Lye painted this work around 1930, a few years after leaving New Zealand for London. During this time, he was loosely associated with the British surrealist movement, which culminated in his participation in the London International Surrealist Exhibition of 1936 alongside artists like Marcel Duchamp, Salvador Dalí, René Magritte and Max Ernst. You can see some of those surrealist influences in Untitled (Life under the sea), in which the evolution of organic life acts as a metaphor for unleashing creative processes from the unconscious mind. This work shows a particularly strong link to the biomorphic forms in the paintings of Spanish surrealist artist Joan Miró, whom Lye admired and later befriended. Both artists took a somewhat painterly approach to surrealist forms, sharing an interest in ‘primal’ images ruled by primordial organisms
Unlike Miró, however, Lye was not best known for his painting. Rather, it was his radical experiments in avant-garde film making and kinetic sculpture that earned Lye his place as an important figure of modernism. Untitled (Life under the sea) links strongly with one of his most famous works, his ambitious animated film Tusalava of 1929. In this film, amoebic creatures pulsate, wriggle, dilate, bloat and replicate as they evolve from simple cellular organisms into complex humanoid forms. Untitled (Life under the sea), made around the same time as Tusalava, seems almost like it could be a colour still from the film. However, ‘still’ doesn’t seem like quite the right word, as Lye captures a distinct sense of movement in the painting. You get the impression that the creatures are alive – floating, gliding and spinning around each other like dancers in a primordial soup.
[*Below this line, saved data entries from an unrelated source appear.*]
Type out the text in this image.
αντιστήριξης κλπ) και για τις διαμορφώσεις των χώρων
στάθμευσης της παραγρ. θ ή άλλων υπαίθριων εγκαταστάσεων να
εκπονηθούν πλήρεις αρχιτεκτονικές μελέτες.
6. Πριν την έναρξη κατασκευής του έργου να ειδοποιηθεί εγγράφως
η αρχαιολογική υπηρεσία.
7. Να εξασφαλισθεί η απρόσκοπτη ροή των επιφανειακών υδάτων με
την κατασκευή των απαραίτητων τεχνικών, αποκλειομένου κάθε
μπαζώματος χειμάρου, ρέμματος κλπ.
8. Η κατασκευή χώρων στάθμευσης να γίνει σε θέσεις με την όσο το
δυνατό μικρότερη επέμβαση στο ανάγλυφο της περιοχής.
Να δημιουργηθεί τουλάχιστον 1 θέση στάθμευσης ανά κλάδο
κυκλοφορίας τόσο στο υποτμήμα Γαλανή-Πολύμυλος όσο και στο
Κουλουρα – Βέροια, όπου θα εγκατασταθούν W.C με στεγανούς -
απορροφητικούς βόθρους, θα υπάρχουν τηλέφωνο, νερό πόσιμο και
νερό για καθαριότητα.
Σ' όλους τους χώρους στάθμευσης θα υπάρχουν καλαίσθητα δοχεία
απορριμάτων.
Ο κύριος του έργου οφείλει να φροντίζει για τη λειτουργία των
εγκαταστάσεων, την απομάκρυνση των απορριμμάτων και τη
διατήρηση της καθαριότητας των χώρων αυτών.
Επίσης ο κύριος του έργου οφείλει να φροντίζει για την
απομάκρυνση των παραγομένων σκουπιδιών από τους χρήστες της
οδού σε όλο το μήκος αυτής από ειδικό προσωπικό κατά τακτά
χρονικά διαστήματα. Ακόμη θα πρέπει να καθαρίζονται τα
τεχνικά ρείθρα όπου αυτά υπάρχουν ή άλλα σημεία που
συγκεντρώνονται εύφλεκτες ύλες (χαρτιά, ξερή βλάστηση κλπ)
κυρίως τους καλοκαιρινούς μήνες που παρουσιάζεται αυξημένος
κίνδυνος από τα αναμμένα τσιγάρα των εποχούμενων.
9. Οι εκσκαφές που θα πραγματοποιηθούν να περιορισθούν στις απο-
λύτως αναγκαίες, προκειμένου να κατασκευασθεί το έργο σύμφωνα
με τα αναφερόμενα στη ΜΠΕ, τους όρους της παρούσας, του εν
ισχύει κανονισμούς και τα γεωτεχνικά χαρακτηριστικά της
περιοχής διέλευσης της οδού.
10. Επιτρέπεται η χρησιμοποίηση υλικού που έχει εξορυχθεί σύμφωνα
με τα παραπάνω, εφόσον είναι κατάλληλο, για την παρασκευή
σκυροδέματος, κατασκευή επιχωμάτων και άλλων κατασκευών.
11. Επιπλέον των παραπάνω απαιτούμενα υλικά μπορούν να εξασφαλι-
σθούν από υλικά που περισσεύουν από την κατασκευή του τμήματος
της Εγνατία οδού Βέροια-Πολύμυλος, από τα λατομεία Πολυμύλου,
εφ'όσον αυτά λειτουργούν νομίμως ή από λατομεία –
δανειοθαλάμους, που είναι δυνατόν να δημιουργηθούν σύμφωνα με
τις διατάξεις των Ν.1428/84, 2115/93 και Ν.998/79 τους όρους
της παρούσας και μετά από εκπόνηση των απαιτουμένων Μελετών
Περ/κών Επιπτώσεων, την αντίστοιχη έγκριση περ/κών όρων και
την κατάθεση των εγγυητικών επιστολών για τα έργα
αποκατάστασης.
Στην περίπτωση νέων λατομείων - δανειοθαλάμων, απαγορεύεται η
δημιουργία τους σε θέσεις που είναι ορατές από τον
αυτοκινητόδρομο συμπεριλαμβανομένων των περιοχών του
This interest in movement is one of the most defining characteristics of Lye’s oeuvre, connecting Untitled (Life under the sea) with everything from his film-making to his kinetic sculptures.
This is one of the only major Len Lye paintings known to exist outside the Govett-Brewster collection. It was originally owned by painter John Aldridge, a British artist who collaborated with Lye on an unfinished surrealist film in the early 1930s, and it was purchased by Te Papa in 2003. So to see more by this remarkable artist, you will simply have to head to New Plymouth to check out the new Len Lye Centre and enjoy their extensive collection of his work.
A hearty congratulations to our wonderful colleagues at the Govett-Brewster Art Gallery, for all their hard work preparing for the opening of the new Len Lye Centre! If you’d like to join in the celebrations with them, they have a full weekend of events planned around Lye and his work from July 25th-26th.